When this was all over, if we survived this at all...
Would there be anything left of us worth saving?

I swallowed hard, my mouth dry, my own body tense and coiled. I didn’t know what I was supposed to feel looking at him like this. Rage, definitely. A savage sense of betrayal that he had brought this nightmare crashing down onto us with his lies and half-truths. Pity, maybe.

But all I could really feel was cold. A numb, hollow kind of cold that nothing seemed to penetrate anymore.

Dominic stalked past him, shoving his gun back into the waistband of his jeans with a hard, frustrated motion. His fists flexed at his sides like he was debating whether or not to turn around and land another blow just for good measure.

I crossed my arms tightly across my chest, trying to keep the tremor out of my hands.

"Dominic, not too hard," I asked, my voice softer than I intended. It scraped out of me like broken glass.

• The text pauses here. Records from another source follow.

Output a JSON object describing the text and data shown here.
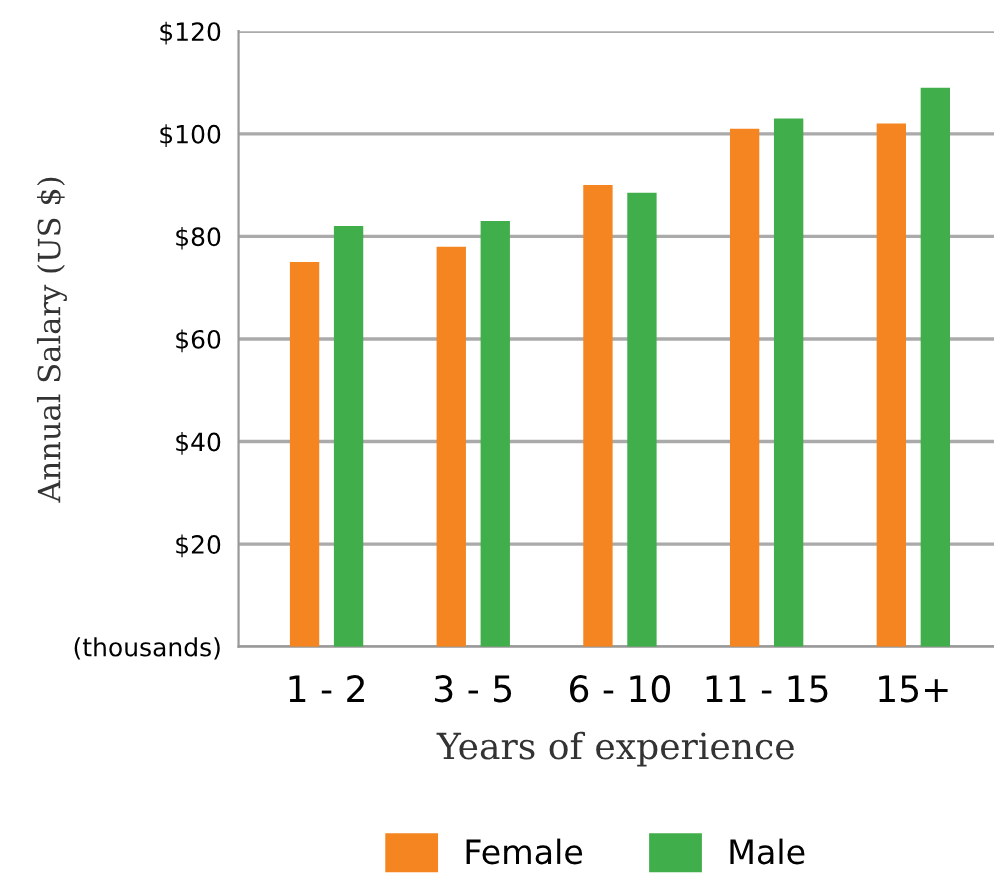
{
  "chart_data": {
    "type": "bar",
    "xlabel": "Years of experience",
    "ylabel": "Annual Salary (US $)",
    "categories": [
      "1 - 2",
      "3 - 5",
      "6 - 10",
      "11 - 15",
      "15+"
    ],
    "series": [
      {
        "name": "Female",
        "color": "#f58520",
        "values": [
          75,
          78,
          90,
          101,
          102
        ]
      },
      {
        "name": "Male",
        "color": "#40ae4a",
        "values": [
          82,
          83,
          88.5,
          103,
          109
        ]
      }
    ],
    "ylim": [
      0,
      120
    ],
    "yticks": [
      {
        "value": 0,
        "label": "(thousands)"
      },
      {
        "value": 20,
        "label": "$20"
      },
      {
        "value": 40,
        "label": "$40"
      },
      {
        "value": 60,
        "label": "$60"
      },
      {
        "value": 80,
        "label": "$80"
      },
      {
        "value": 100,
        "label": "$100"
      },
      {
        "value": 120,
        "label": "$120"
      }
    ],
    "grid": "y",
    "legend": "bottom"
  }
}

Dominic didn’t answer immediately. He prowled around the room like a caged animal, every movement radiating barely restrained violence. He looked down at Gael like he was a piece of garbage that had washed up on the shore, something foul and rotting.

"Get up,” Dominic finally said. 

Gael let out a rough, bitter-sounding laugh from where he knelt on the floor, but it turned into a dry, hacking cough almost immediately, the sound rattling painfully in his chest. When he finally looked up at me, there was no defiance in his eyes. Just a weary kind of resignation.